Auf dem Rückweg fing es an zu regnen. Niemand verlor ein Wort darüber, wir gingen einfach weiter. Es hat etwas, sich dem Regen einfach hinzugeben und zu akzeptieren, dass man völlig durchnässt wird, es macht einen irgendwie locker. Auch unsere Unterhaltung entspannte sich weiter. Ich fragte Wema, ob sie später als Erwachsene auch noch in ihrem Dorf leben wollte. Sie lächelte mich an, immer noch ein bisschen schüchtern – als würde sie abwägen, ob sie mir antworten sollte oder nicht. Nach einer Weile rang sie sich zu einer Antwort durch: »Ich will nach Lusaka gehen und Krankenschwester werden.«

Ich hatte das Gefühl, dass sie ihre Pläne normalerweise eher für sich behielt. Ob ihre Eltern überhaupt davon wussten und ob sie vielleicht deshalb gezögert hatte – weil ich es ihnen erzählen könnte? Das war ja keine Kleinigkeit – den Ort zu verlassen, der ihr von Geburt an vertraut war, auf eigene Faust loszuziehen und allen zu zeigen, dass sie etwas aus ihrem Leben machen wollte. Das berührte mich sehr. Ich weiß schon, es ist ein Klischee: Du triffst eine Person am anderen Ende der Welt, deren Leben sich komplett von deinem eigenen unterscheidet, und siehst dich plötzlich selbst in ihr – aber genau so war es. Wema erinnerte mich an dieses Gefühl der Rastlosigkeit, an den Drang, sich auf den Weg zu machen und an einem neuen Ort etwas völlig Neues anzufangen. Ich wusste noch genau, wie es sich anfühlte, wenn man als Teenager einen Traum hatte. Ich jobbte damals jahrelang jeden Sommer und zahlte das Geld auf ein gemeinsames Konto ein, das ich zusammen mit Ben Affleck eröffnet hatte, weil wir beide unbedingt nach New York wollten, um Schauspieler zu werden. Klar war es nicht dasselbe, aber irgendwie doch ähnlich genug, um eine Verbindung zwischen uns zu schaffen.

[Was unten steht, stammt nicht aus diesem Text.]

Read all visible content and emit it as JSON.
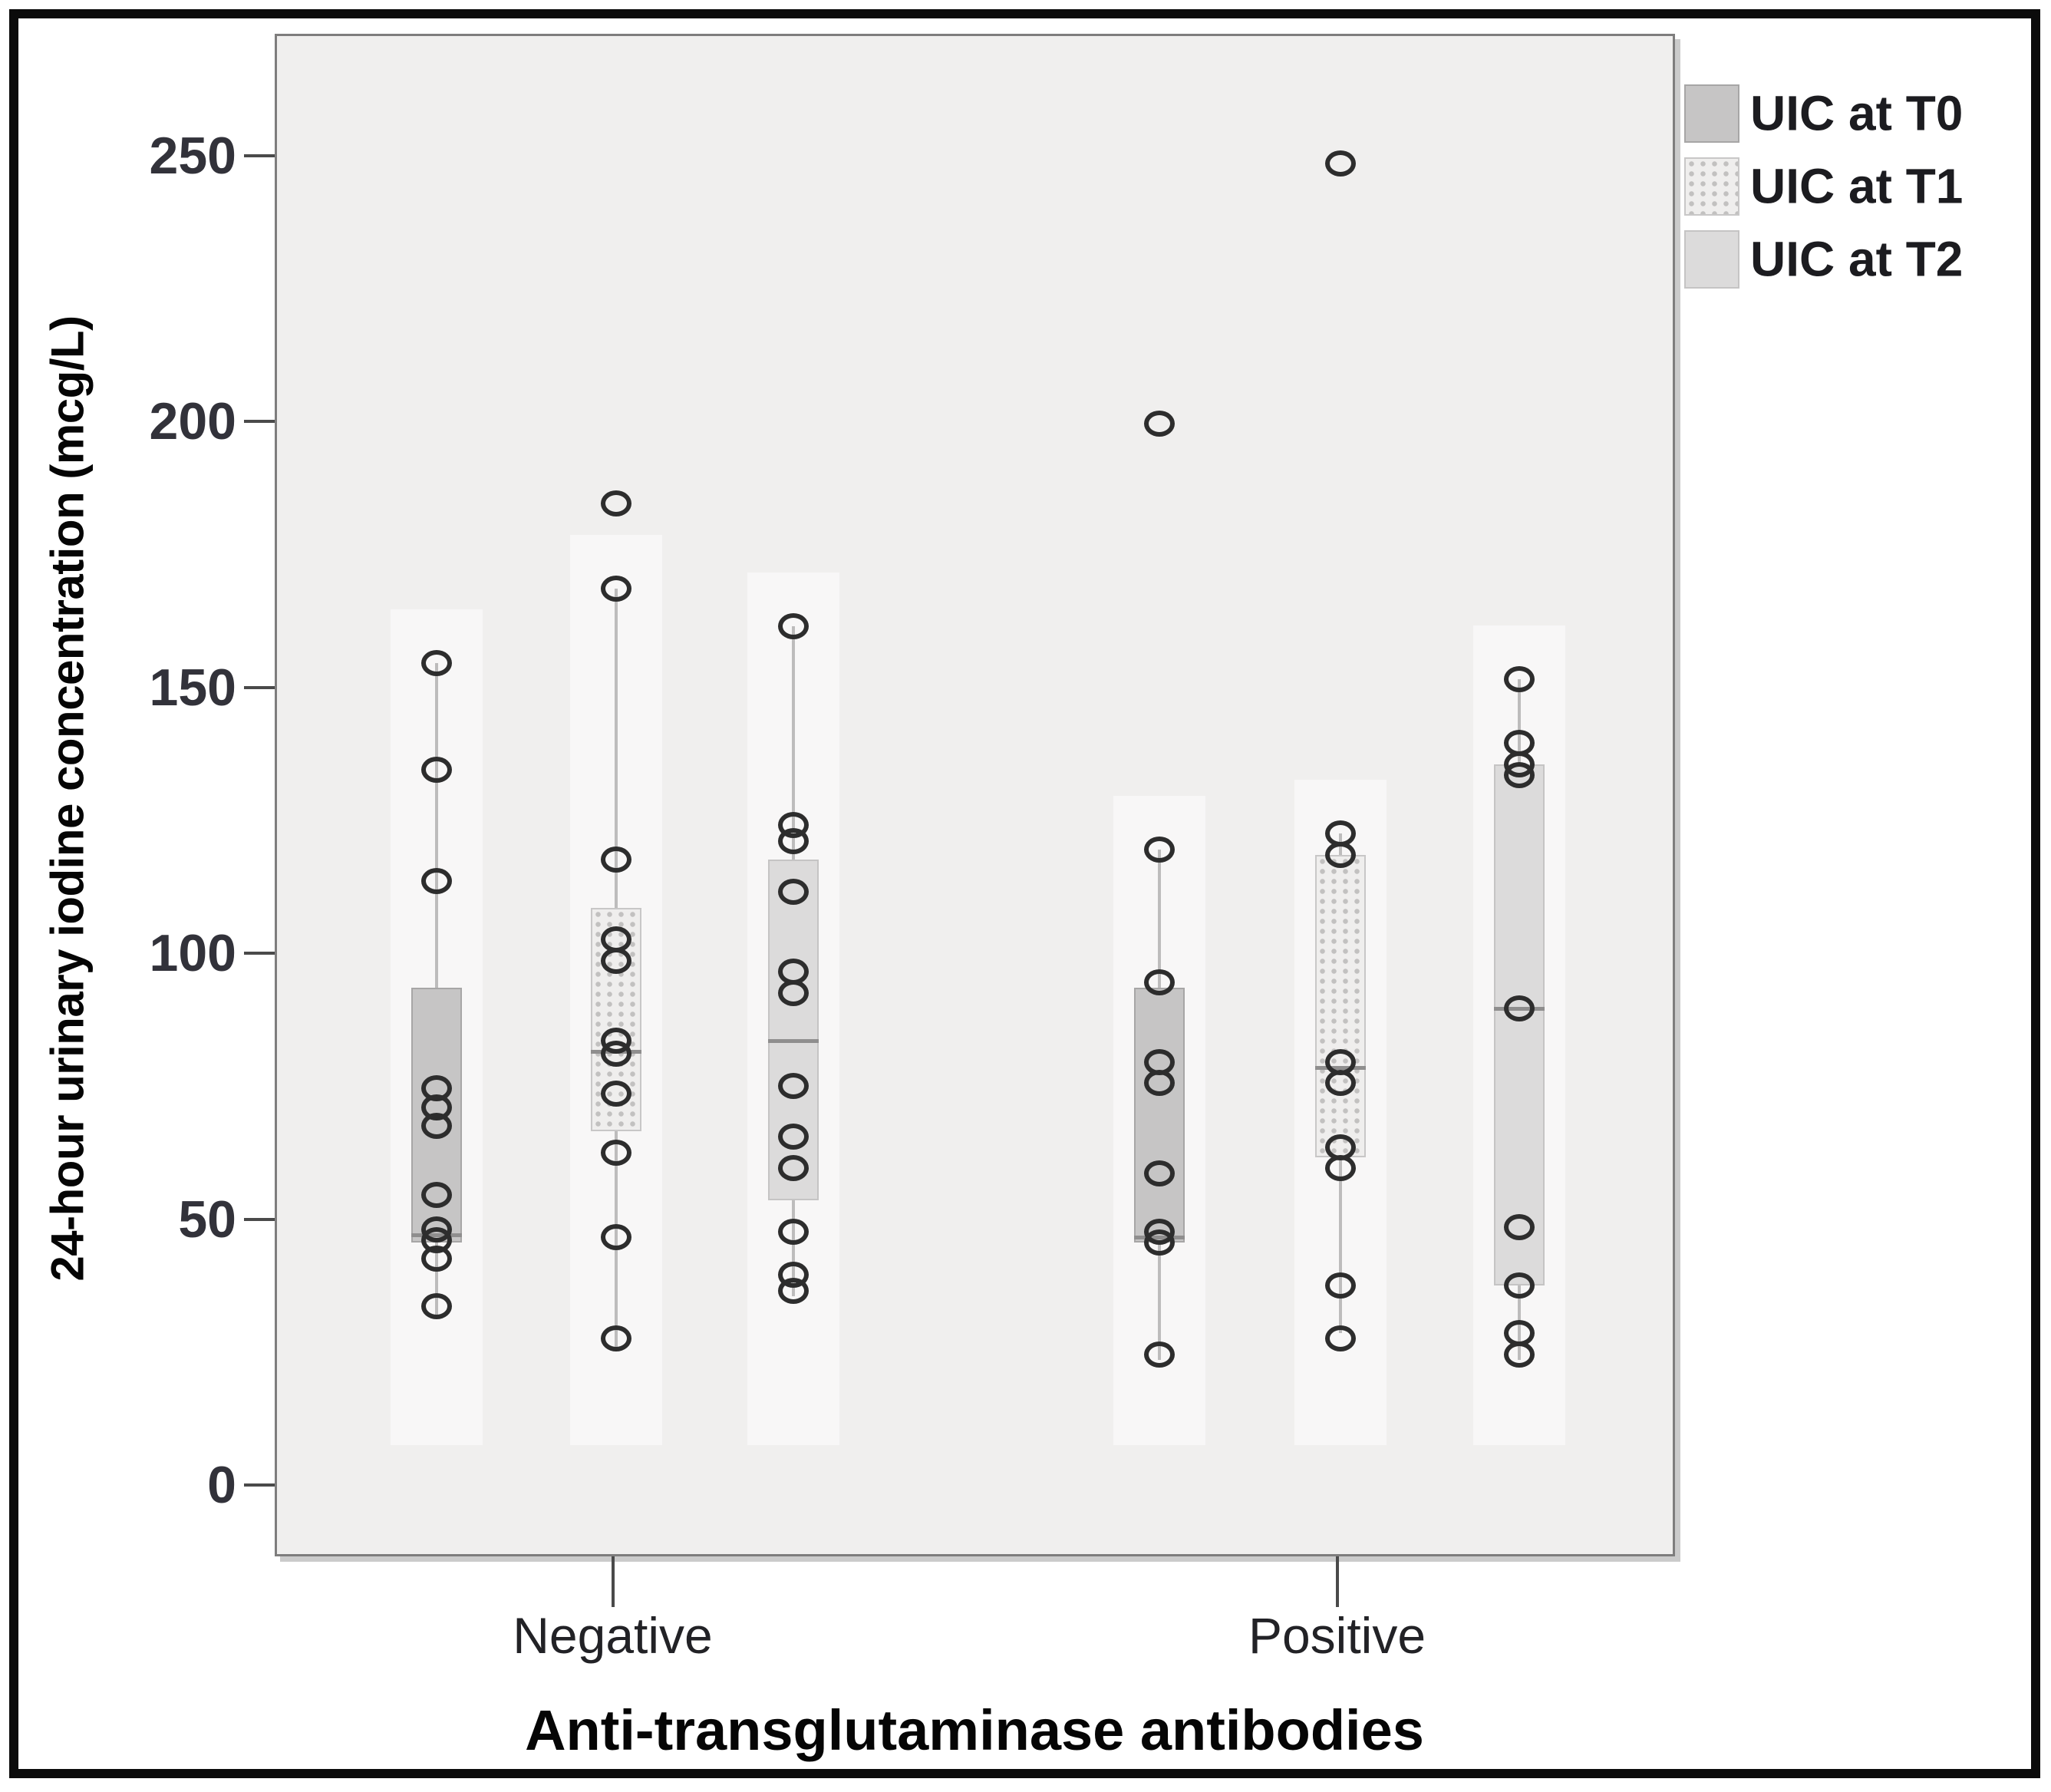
{
  "figure": {
    "type_note": "SPSS-style clustered boxplot with overlaid hollow data points"
  },
  "chart_data": {
    "type": "boxplot",
    "title": "",
    "xlabel": "Anti-transglutaminase antibodies",
    "ylabel": "24-hour urinary iodine concentration (mcg/L)",
    "yticks": [
      0,
      50,
      100,
      150,
      200,
      250
    ],
    "ylim": [
      -13,
      273
    ],
    "grid": false,
    "legend_position": "top-right-outside",
    "series": [
      {
        "name": "UIC at T0",
        "fill": "#c6c5c5",
        "border": "#a7a6a6",
        "pattern": "solid0"
      },
      {
        "name": "UIC at T1",
        "fill": "#efeeed",
        "border": "#c8c7c7",
        "pattern": "dots"
      },
      {
        "name": "UIC at T2",
        "fill": "#dcdbdb",
        "border": "#c5c4c4",
        "pattern": "solid2"
      }
    ],
    "groups": [
      {
        "label": "Negative",
        "boxes": [
          {
            "series": "UIC at T0",
            "q1": 46,
            "median": 47.5,
            "q3": 94,
            "whisker_low": 32.5,
            "whisker_high": 155,
            "points": [
              155,
              135,
              114,
              75,
              71.5,
              68,
              55,
              48.5,
              46.5,
              43,
              34
            ]
          },
          {
            "series": "UIC at T1",
            "q1": 67,
            "median": 82,
            "q3": 109,
            "whisker_low": 26,
            "whisker_high": 169,
            "points": [
              185,
              169,
              118,
              103,
              99,
              84,
              81.5,
              74,
              63,
              47,
              28
            ]
          },
          {
            "series": "UIC at T2",
            "q1": 54,
            "median": 84,
            "q3": 118,
            "whisker_low": 36,
            "whisker_high": 162,
            "points": [
              162,
              124.5,
              121.5,
              112,
              97,
              93,
              75.5,
              66,
              60,
              48,
              40,
              37
            ]
          }
        ]
      },
      {
        "label": "Positive",
        "boxes": [
          {
            "series": "UIC at T0",
            "q1": 46,
            "median": 47,
            "q3": 94,
            "whisker_low": 24,
            "whisker_high": 120,
            "points": [
              200,
              120,
              95,
              80,
              76,
              59,
              48,
              46,
              25
            ]
          },
          {
            "series": "UIC at T1",
            "q1": 62,
            "median": 79,
            "q3": 119,
            "whisker_low": 29,
            "whisker_high": 123,
            "points": [
              249,
              123,
              119,
              80,
              76,
              64,
              60,
              38,
              28
            ]
          },
          {
            "series": "UIC at T2",
            "q1": 38,
            "median": 90,
            "q3": 136,
            "whisker_low": 24,
            "whisker_high": 152,
            "points": [
              152,
              140,
              136,
              134,
              90,
              49,
              38,
              29,
              25
            ]
          }
        ]
      }
    ]
  }
}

Für mich stand außer Frage, dass Wema ihren Plan durchziehen würde. Das strahlte sie einfach aus; sie hatte so selbstbewusst davon erzählt, dass ich mir sofort vorstellen konnte, wie sie eines Tages all ihren Mut zusammennahm und ihren Eltern erzählte, dass sie nach Lusaka gehen und dort ihren Traum verwirklichen würde. Vielleicht wären ihre Eltern wütend oder traurig darüber, dass sie sie verlieren würden; vielleicht wären sie aber auch stolz darauf, dass sie so groß dachte. Vielleicht auch alles zusammen. Jedenfalls würde sie eine Ausbildung machen, sie würde arbeiten und ihr Ziel erreichen. Mehr als fünfzehn Jahre später bin ich immer noch überzeugt, dass sie es geschafft hat. Dass sie nicht noch immer mit dem Kanister auf dem Kopf die Straße entlanggeht. Ich hoffe, ich habe recht.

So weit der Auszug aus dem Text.